By Chanel Aries

Look around you, at your friends, family, co-workers, or significant others. Many people share a common value, life inside the box. One of the most fundamental human needs is acceptance. It’s as biological as it is emotional: animals need to know they are one of the pack, or the tribe – this is how we ensure safety.

And this is why we value the the security of the checklist and the reassurance that there is a purpose for their lives, even if they don’t realize that purpose has been defined by someone else. These people put all their time and effort into the checklist that has been created for them, by someone else.

Don’t get me wrong. For a long time I lived by this checklist. Falling into the idea that I would not amount to anything if I didn’t get that great paying job, husband, house and high career profile. I caved into the pressure that many of us do, the idea that being different is bad and often will lead to our unhappiness.

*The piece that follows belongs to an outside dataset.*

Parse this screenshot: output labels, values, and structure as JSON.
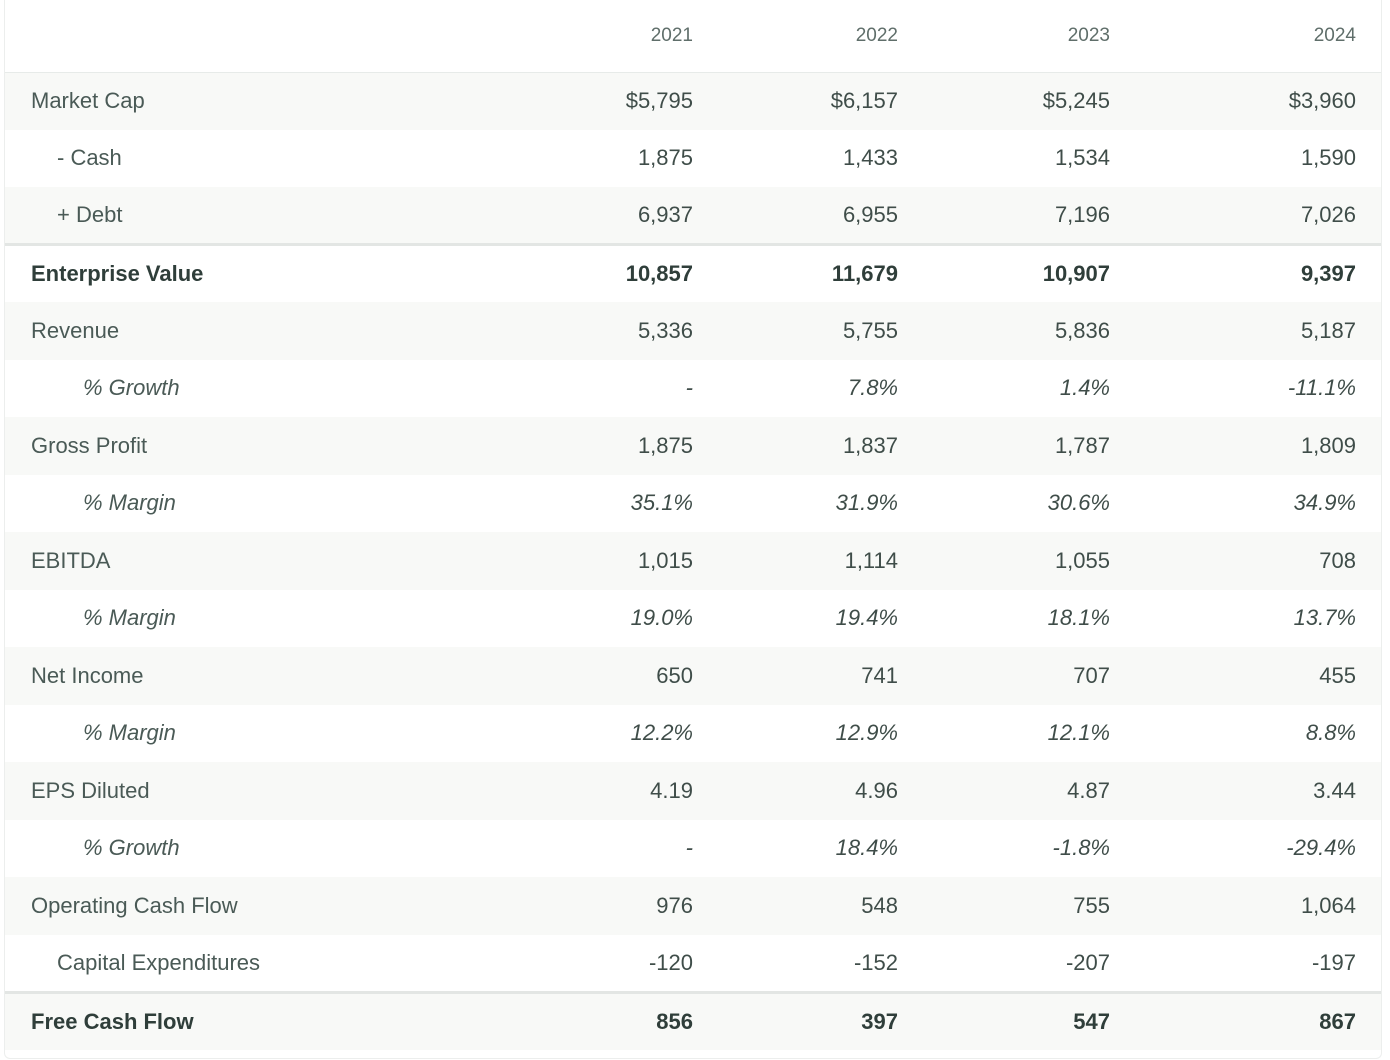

Since discovering life outside the box I can’t help but look at people differently who are still stuck in the box. The people who will probably never realize how little their box really is.

For example, we graduate university, find a soulmate, get the great career, buy the house, get the ring, have children… you get the idea. This is the checklist, and it has no appeal to me anymore. When did life become all about pursuing things?

For me, I know happiness is in every relationship I cultivate. Not the things I buy, not my job, not the designer shoes I’m wearing (mostly because I don’t own any). I have found life outside the box is difficult, but it has led me to a life of great meaning.

Life inside the Box begins at a young age with the question: What do you want to be when you grow up? A doctor, lawyer, Astronaut…

We spend a large chunk of our early years of life devoting hours to school to become something we are told will make us valuable. What I wish I would have realized a long time ago is that I don’t need these checklist items in my life to be truly happy.

If you think I’m crazy and you’re happy living a life with a checklist who am I to tell you anything different.

So many people are searching for meaning these days, and I would be lying if I said I hadn’t at one point or another.

What I have come to realize is that happiness is a state of mind. Things will not give us happiness, waiting for someone to complete us, will not give us happiness. We must cultivate happiness and realize every day that we are good enough. And that these things we were told at a young age define our happiness – really don’t.

Your job does not define you, your house does not define you, you define you.

There is no room for people in your life that define you based on your ‘things’. Let them define you by your sense of character, kindness, and ability to give without receiving anything in return. Be different and let people exist your life, you’re only creating more room for people who share your value for a life of great meaning. Cultivate your happiness and be brave enough to throw your checklist out the window – pursue a life outside of the box.